Written by J. Weagle
One night can cost you everything.
It’s safe to say that 2015 has been a very busy year for famed horror director Eli Roth (Cabin Fever, Hostel) as we get not one but two films from him this year. Knock Knock is not like his other films it feels smaller in scale and production. This time we aren’t following college kids to a remote or dangerous location. No, this time the terror comes knocking on the front door of a fancy suburban California home and it’s refreshing to see something different from Roth.
I think it’s nearly impossible for one to discuss an Eli Roth film without first letting others know which side of the fence you stand on when it comes to the filmography of the controversial director. I just so happen to be a fan and have been ever since his debut Cabin Fever. That’s not to say I think he’s a brilliant filmmaker, the struggles and faults of his talents are clear as day it’s how he is able to work around them that make him such an interesting director.
As mentioned before, Knock Knock is on a much smaller scale than his previous efforts (especially his other release of 2015, The Green Inferno). Where that film took us to the remote jungle of Peru, Knock Knock is solely shot in and around a Californian home. From the beginning this home is shown as a place of happiness, where we are introduced to Evan Webber (Keanu Reeves) and his loving wife as they are greeted by their happy go lucky children with chocolate cake with sprinkles on Fathers Day. The house is made familiar to us right away, with pans through hallways exposing the artwork and family pictures that hang on the walls to further remind us just how happy this family is.
It’s not until later that night when Evan’s wife and kids go out of town leaving him to work alone on his architecture projects that the warm embrace of the house begins to turn sour. With a simple knock at the door we are introduced to the two deadly beauties Genesis (Lorenza Izzo) and Bel (Ana de Armas) who are both soaked from the downpour outside. Kind hearted Evan allows these ladies into his home as they try to find directions and await their ride, however there’s only one problem they don’t seem to want to leave. Constant flirting from the girls and some nudity lets Evan’s defences fall and it’s not long before he submits to his desires and embraces in a three way with the ladies.
It’s from here where the movie hits it’s stride and the funny games (pun intended) begins.
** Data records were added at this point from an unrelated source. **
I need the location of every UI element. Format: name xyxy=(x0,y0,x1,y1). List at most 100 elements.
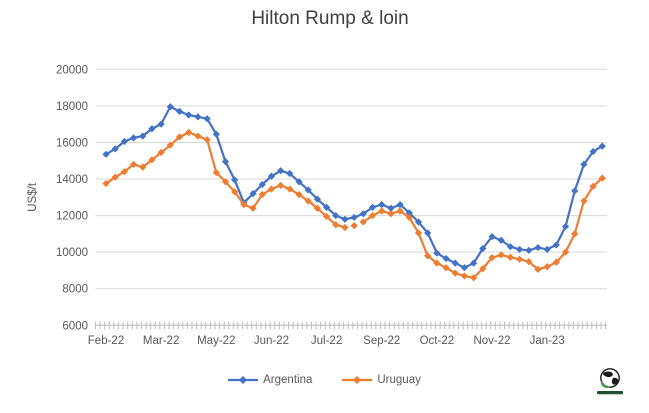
uruguay-marker xyxy=(414,229,423,237)
uruguay-marker xyxy=(322,212,331,221)
uruguay-marker xyxy=(534,265,542,273)
legend-item-argentina: Argentina xyxy=(228,374,312,386)
uruguay-marker xyxy=(571,230,579,238)
argentina-marker xyxy=(148,125,156,133)
argentina-marker xyxy=(488,233,496,241)
argentina-marker xyxy=(571,187,579,195)
x-tick-label: Jul-22 xyxy=(311,335,342,347)
uruguay-marker xyxy=(295,190,303,199)
uruguay-marker xyxy=(166,141,174,149)
uruguay-marker xyxy=(488,254,496,262)
argentina-marker xyxy=(561,222,570,231)
argentina-marker xyxy=(470,259,478,267)
uruguay-marker xyxy=(589,182,597,190)
uruguay-marker xyxy=(543,263,551,271)
uruguay-marker xyxy=(515,255,524,263)
uruguay-marker xyxy=(157,148,165,157)
argentina-marker xyxy=(414,218,423,226)
y-tick-label: 20000 xyxy=(56,64,88,76)
uruguay-marker xyxy=(470,274,478,282)
x-tick-label: Nov-22 xyxy=(473,335,510,347)
x-tick-label: Sep-22 xyxy=(363,335,400,347)
uruguay-marker xyxy=(203,136,211,144)
uruguay-marker xyxy=(460,272,469,280)
y-axis-title: US$/t xyxy=(27,182,39,212)
uruguay-marker xyxy=(258,190,266,199)
argentina-marker xyxy=(341,215,349,223)
y-tick-label: 10000 xyxy=(56,247,88,259)
argentina-marker xyxy=(304,186,312,194)
uruguay-marker xyxy=(175,133,184,141)
uruguay-marker xyxy=(378,207,386,215)
uruguay-marker xyxy=(479,265,487,273)
uruguay-marker xyxy=(341,223,349,232)
argentina-marker xyxy=(424,229,432,237)
uruguay-marker xyxy=(102,179,110,188)
argentina-marker xyxy=(221,158,230,166)
legend-item-uruguay: Uruguay xyxy=(342,374,421,386)
argentina-marker xyxy=(212,130,220,138)
uruguay-marker xyxy=(313,204,321,212)
argentina-marker xyxy=(129,134,138,142)
argentina-line-swatch xyxy=(228,376,259,384)
argentina-marker xyxy=(359,210,367,218)
argentina-marker xyxy=(534,243,542,252)
uruguay-marker xyxy=(497,251,505,259)
argentina-marker xyxy=(525,246,533,254)
uruguay-line-swatch xyxy=(342,376,373,384)
uruguay-marker xyxy=(332,221,340,229)
uruguay-marker xyxy=(267,185,276,193)
argentina-marker xyxy=(258,180,266,189)
argentina-marker xyxy=(387,204,395,212)
uruguay-marker xyxy=(598,174,606,182)
argentina-marker xyxy=(295,178,303,186)
uruguay-marker xyxy=(561,248,570,256)
uruguay-marker xyxy=(442,264,450,272)
y-tick-label: 16000 xyxy=(56,137,88,149)
legend-label-uruguay: Uruguay xyxy=(377,374,421,386)
argentina-marker xyxy=(543,245,551,254)
x-tick-label: Mar-22 xyxy=(143,335,179,347)
uruguay-marker xyxy=(506,253,514,261)
argentina-marker xyxy=(552,241,560,249)
argentina-marker xyxy=(378,201,386,209)
legend-label-argentina: Argentina xyxy=(263,374,313,386)
argentina-marker xyxy=(111,145,119,153)
argentina-marker xyxy=(589,147,597,156)
argentina-marker xyxy=(506,243,514,251)
argentina-marker xyxy=(479,244,487,253)
argentina-marker xyxy=(203,115,211,123)
uruguay-marker xyxy=(221,178,230,186)
argentina-marker xyxy=(185,111,193,119)
argentina-marker xyxy=(497,236,505,244)
uruguay-marker xyxy=(396,207,404,215)
uruguay-marker xyxy=(350,222,358,230)
uruguay-marker xyxy=(139,163,147,171)
uruguay-marker xyxy=(120,168,128,176)
uruguay-marker xyxy=(212,169,220,177)
argentina-marker xyxy=(322,203,331,211)
uruguay-marker xyxy=(249,204,257,212)
argentina-marker xyxy=(451,259,459,267)
argentina-marker xyxy=(102,150,110,158)
x-tick-label: Feb-22 xyxy=(88,335,124,347)
chart-title: Hilton Rump & loin xyxy=(251,8,409,29)
y-tick-label: 6000 xyxy=(62,320,88,332)
x-tick-label: Oct-22 xyxy=(420,335,455,347)
uruguay-marker xyxy=(185,128,193,136)
argentina-marker xyxy=(580,160,588,168)
uruguay-marker xyxy=(405,213,413,222)
y-tick-label: 12000 xyxy=(56,211,88,223)
y-tick-label: 14000 xyxy=(56,174,88,186)
x-tick-label: Jun-22 xyxy=(254,335,289,347)
argentina-series-line xyxy=(105,105,603,269)
x-tick-label: May-22 xyxy=(197,335,235,347)
uruguay-marker xyxy=(424,252,432,260)
argentina-marker xyxy=(350,213,358,222)
argentina-marker xyxy=(442,254,450,263)
argentina-marker xyxy=(277,167,285,175)
argentina-marker xyxy=(166,103,174,111)
uruguay-marker xyxy=(286,185,294,193)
Knock Knock manages to be an interesting take on the home invasion genre in that we have two gorgeous females as the psychotic killers obsessed with mind games. Both women do a really good job at exposing their crazy side as they tie him up, destroy the house and ultimately drag his life through the dirt. Perhaps the weakest aspect of the entire film is Keanu Reeves, whose acting at times was reminiscent of something along the lines of Nick Cage in The Wicker Man. I can’t help but feel as though he was the wrong choice for the role, though Reeves is likeable and his often times misguided doofiness does help give his character sympathy.
Those expecting another Roth gore fest will be disappointed, as the violence is toned down compared to his earlier films and for good reason. This isn’t a shock you with amazing special effects type of movie, the horror here is more of the twisted mind games nature which gave me a feeling of some early De Palma films of the 1980’s. It has humour though, like all of Roth’s previous work it’s dark and sometimes unneeded but it’s there even at moments when it shouldn’t be.
Knock Knock is not a bad movie, it’s not a great movie either. It is an improvement over The Green Inferno which felt as though the scope of the film got to big for him to handle. This is Roth doing what he does best, making a small movie on a small budget with an idea that will leave movie goers talking when it ends. It’s not without its faults and hiccups but overall Knock Knock is an enjoyable movie about people doing bad things. The ending will leave some frustrated and some in tears of laughter, so with that being said it’s without a doubt an Eli Roth movie.